Masih tidak ada. Penggantimu, penjaga sudut itu. Selama yang Di Atas masih membukakan pintu cahaya terdalam ini hanya kepadamu. Sudah hampir 5 tahun, ahh bahagia rasanya kau bukan lagi sosok yang jauh untukku. Tadi. Aku bisa melihatmu dari jarak beberapa senti saja, antara mataku dan matamu. Bahkan tadi aku biarkan tanganku meluncur ke telapak tanganmu, tanpa kuduga. Kenapa harus kau? Yang senantiasa mengisi kekosongan bilik terkecil di relung hati ini? Aku biarkan bibir ini diam, sedang hati meronta ingin mengucapkan rasa aneh itu. Oh Tuhan, jangan biarkan aku melawan arus dan memaksakan hati. Aku biarkan mataku membantu otak berpikir, kenapa harus kamu. Aku biarkan mataku mencari-cari jawaban dari matamu. Ah, tidak bisa. Intuisi ku tak lagi tajam bila sedang dikerubungi bunga asmara diantaranya. Asmara? untukku saja. Mungkin tidak padamu.
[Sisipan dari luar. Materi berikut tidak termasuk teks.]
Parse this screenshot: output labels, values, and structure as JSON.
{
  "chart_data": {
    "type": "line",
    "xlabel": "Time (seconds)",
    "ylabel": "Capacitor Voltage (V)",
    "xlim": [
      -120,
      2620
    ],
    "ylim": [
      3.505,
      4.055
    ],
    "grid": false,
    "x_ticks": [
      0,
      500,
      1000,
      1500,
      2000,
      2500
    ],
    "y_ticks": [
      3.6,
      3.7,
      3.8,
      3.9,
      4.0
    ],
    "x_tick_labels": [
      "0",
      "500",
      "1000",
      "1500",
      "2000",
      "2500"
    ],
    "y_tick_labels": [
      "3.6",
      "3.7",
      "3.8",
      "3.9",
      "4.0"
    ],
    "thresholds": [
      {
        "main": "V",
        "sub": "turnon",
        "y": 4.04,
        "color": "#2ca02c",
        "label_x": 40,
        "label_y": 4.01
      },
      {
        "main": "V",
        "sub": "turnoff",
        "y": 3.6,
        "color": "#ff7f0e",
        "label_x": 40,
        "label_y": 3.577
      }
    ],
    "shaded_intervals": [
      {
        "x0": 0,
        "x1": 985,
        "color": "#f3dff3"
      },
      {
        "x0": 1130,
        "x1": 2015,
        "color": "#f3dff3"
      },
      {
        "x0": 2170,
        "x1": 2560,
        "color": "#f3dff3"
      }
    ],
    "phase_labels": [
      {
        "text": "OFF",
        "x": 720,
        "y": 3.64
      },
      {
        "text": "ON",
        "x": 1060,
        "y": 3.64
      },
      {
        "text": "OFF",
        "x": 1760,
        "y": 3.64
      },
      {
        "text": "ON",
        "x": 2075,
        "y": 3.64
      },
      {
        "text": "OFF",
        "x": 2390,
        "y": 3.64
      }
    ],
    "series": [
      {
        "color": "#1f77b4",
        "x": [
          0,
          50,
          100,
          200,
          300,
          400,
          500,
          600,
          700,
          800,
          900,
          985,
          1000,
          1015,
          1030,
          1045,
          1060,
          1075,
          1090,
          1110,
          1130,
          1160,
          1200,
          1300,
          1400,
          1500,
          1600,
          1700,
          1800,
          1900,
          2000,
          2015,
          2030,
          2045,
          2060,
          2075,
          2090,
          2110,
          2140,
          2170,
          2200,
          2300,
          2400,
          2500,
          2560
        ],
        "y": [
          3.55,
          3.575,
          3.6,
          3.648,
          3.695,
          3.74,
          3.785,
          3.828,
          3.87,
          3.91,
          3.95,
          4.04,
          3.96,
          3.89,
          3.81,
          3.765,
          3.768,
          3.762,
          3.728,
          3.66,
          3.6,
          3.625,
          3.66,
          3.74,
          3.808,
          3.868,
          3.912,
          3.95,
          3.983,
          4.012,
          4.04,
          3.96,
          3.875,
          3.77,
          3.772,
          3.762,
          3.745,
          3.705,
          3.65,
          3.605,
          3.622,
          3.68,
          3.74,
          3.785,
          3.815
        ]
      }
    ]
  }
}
Dari caramu, entahlah.. Ada yang berbeda. Bahkan banyak yang berbeda. Kau tidak memanjakanku, kau tidak mencari-cari perhatianku, kau tentu lebih dewasa dariku bila ditelusuri dari pengalaman. Atau mungkin aku saja yang berlebihan? Tak kusangka hari ini kan jadi beberapa jam milik kita berdua. Sudah hampir satu tahun, kita tak bersua. Rindu yang amat mendalam rasanya mencekik kegetiran batin akan dirimu. Alhamdulillah, Tuhan masih ada rencana pertemuan untuk kita berdua.
Ada yang berubah? Ada yang lain?
Banyak yang tak sesuai rencana awalku.Bahkan kita. Lebih banyak aku memilih diam entah kenapa. Padahal beberapa bulan lalu, kita begitu akrab bahkan melebihi sahabat terdekat. Iya, hubungan dan komunikasi tak lagi selancar arah panah dewa amor. Komunikasi tersendat entah bagaimana bisa, saling bersahut sahut meluapkan isi hati di masing2 sosial media yang penuh keraguan dan pertanyaan. Untukmu, aku rela menunggu. itu saja.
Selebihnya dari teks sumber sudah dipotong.